The most award winning
healthcare information source.
TRUSTED FOR FOUR DECADES.
Educating hospital staff about palliative care
Hospitals increasingly recognize need for it
Palliative care once was a rare treatment option in the hospital setting, but in recent years it has grown in popularity to the point that most major hospitals and many small-to-mid-sized hospitals have palliative care programs available for patients, an expert says.
Hospital administrators and providers have come to realize that palliative care is not the same as hospice or end-of-life care. It's a way to provide patients with more comfortable care than they'd receive while in the hospital or nursing home, which is where many patients spend their last days. With palliative care, patients often transition more smoothly from the hospital to home care or nursing home care, often receiving better quality and more cost-effective care, according to the Center to Advance Palliative Care in New York, NY.
"It's a simultaneous care model that should be administered at the point of diagnosis of serious illness, cognitive impairment, or multiple illnesses," says Diane E. Meier, MD, director of the Center to Advance Palliative Care at Mt. Sinai School of Medicine in New York, NY.
"Palliative care is what we do to prolong life, improve the quality of life, mood, depression, family caregiver well-being, and reduce the likelihood of someone ending up in the hospital or intensive care unit (ICU)," she adds.
There are more than 1,500 hospitals in the United States with palliative care programs, and 80% of the largest hospitals have palliative care programs, Meier says.
"Palliative care serves the sickest 5% to 10% of patients, the group that tends to have long and costly hospital stays that don't benefit the patient and are paid by DRGs," she explains. "The longer these patients stay in the hospital, the less money the hospital makes, so hospitals lose money on these very sick patients."
Also, there are various ethical considerations: First, these very sick patients would have a better quality of life in a palliative care program, where it was presented at home or in another care setting; and, two, other patients who need the hospital beds occupied by the very sick patients are prevented from getting the care they need, Meier says.
"This small group of patients blocks up the intensive care unit (ICU) and emergency department and increases the rate of ED diversion which is a huge financial hit for hospitals," she adds. "They reduce efficient throughput, and that's why so many hospital CEOs have not only invested in palliative care programs, but have recruited leadership to lead these programs."
In these poor economic times, hospitals are under incredible financial stress, so anything they can do to provide better patient care while strengthening their financial reserves is important, she says.
Hospital ethics boards might address palliative care, looking at whether their own facilities properly identify and refer patients to these services, and they might help educate staff and providers about palliative care, Meier suggests.

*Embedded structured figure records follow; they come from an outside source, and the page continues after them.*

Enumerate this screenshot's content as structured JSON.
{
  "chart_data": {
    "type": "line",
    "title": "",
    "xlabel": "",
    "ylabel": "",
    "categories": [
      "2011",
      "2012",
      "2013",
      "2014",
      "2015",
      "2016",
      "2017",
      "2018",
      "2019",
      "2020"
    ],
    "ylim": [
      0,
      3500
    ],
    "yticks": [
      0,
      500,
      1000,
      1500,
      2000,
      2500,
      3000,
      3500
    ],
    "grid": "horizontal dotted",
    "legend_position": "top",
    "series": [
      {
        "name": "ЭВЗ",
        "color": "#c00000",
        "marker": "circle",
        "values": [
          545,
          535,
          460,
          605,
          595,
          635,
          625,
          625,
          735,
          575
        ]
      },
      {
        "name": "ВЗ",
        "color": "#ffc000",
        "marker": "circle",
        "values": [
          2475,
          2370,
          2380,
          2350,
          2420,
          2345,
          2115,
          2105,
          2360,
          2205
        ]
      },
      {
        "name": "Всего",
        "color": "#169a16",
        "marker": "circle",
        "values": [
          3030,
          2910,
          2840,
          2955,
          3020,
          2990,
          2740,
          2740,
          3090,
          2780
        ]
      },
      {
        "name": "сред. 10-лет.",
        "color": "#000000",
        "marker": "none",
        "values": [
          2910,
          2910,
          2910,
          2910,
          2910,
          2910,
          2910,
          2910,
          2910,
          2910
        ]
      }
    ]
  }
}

"They might take the lead in educating physicians and the nurse community within the hospital about how palliative care is not end-of-life care," she says. "They should show data on the impact of palliative care on quality, survival, family well-being, and patients getting the kind of care they need in a setting they want, while avoiding risk."
Hospital stays are in themselves a risk factor for higher morbidity and mortality, she notes.
People who are very ill often are at the greatest risk of infection or having complications while in the hospital, Meier says.
"There's the risk of medical error and the risk of hospital-acquired infection," she adds. "So when you have serious and advanced chronic disease, an infection acquired in a hospital can be life-threatening."
Research has shown that hospice care itself can prolong life in congestive heart failure patients and among people with some types of cancer, Meier says.
Hospice care can positively impact patients' psychosocial well-being, social support, and mood/depression. Since palliative care provides some of the same pain relief and psychosocial support that hospice provides, it's likely this type of service also would have a positive emotional impact on patients.
"You can't separate the body and the mind," Meier says. "When people are incredibly stressed, anxious, and not sleeping, they die sooner."
These are all potential reasons for the beneficial outcomes of palliative care.
"I think it's important for ethics committees to not see palliative care as a means for people we've given up on," Meier says. "Palliative care helps people live longer, and ethics committees should be at the forefront of promoting early and widespread integration of fundamental palliative care principles."
Hospital ethics committees also might look at their health care institutions' policies and procedures to identify what's in place to promote the timely application of palliative care.
"Ethics boards should ensure the fundamental competencies of palliative care for front-line staff, including care managers, critical care doctors, oncologists, and other groups who take care of this 5% to 10% of the hospital population," Meier advises. "The staff should be encouraged to get additional training, skills, and expertise in palliative care."
Hospital staff can obtain checklists, policy templates, and other materials about palliative care from the website of the Center to Advance Palliative Care at www.capc.org.
There are referral checklist tools available for a free download, as well as a tool that offers suggested communication phrases in palliative care and guidance on how to respond to emotion.
"Ethics committees could see that hospitals have the checklist integrated into required care," she says.
At admission, nurses could find out whether patients have appointed surrogate decision-makers in the case of loss of capacity and ask whether the patient or family have any questions about what to expect regarding the illness, she adds.
"The screening list would be done by admitting nurses with a daily checklist done during work rounds by whoever is responsible for the patient," she says. "There would be continuous assessing for these issues."